Logically in an abstract world, what statements you've made here are perhaps sufficient. Unfortunately such abstractions can lead to spherical cows
http://en.wikipedia.org/wiki/Spherical_cow
We need to see a bit of the actual numbers involved. Among other things, CPU look-ahead and caching can significantly affect performance... I've seen simple arrays and array walking outperform hash tables/maps contrary to Big-O predictions. (If interested, I think MSDN has a decent article on this).
So the statement "will result" is really more of "may result, in the abstract". The number of items that we might encounter in use probably is a large factor. So we really need to see some rough numbers for min, max and median counts, along with a bit of performance smoke-testing comparing hash-set to some others. Of course, this needs to be in the context of the whole program compiled with the final optimization levels used for release (I generally have my debug builds set to compile with no optimizations, so as to allow for debugging)

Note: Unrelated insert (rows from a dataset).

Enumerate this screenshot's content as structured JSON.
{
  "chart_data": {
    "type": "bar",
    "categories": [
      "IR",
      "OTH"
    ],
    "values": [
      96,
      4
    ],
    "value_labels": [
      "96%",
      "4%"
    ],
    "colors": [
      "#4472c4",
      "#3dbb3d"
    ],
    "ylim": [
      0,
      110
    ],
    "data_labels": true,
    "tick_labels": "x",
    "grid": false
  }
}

You also only seemed to compare one set implementation to another... but there are other data structures that might be employed. So at the abstract level the information there is missing. Now, we do know that the one hashing algorithm used is merely the pointer cast to an int, so we might have a clue as to the shape of the data and the performance of the hashing itself. However, the size of sets involved and the types of operations performed need to be listed too are factors.
(Again, I'm *guessing* that hashed set will help Inkscape's performance. However, without any details we are just guessing... and that is not software engineering)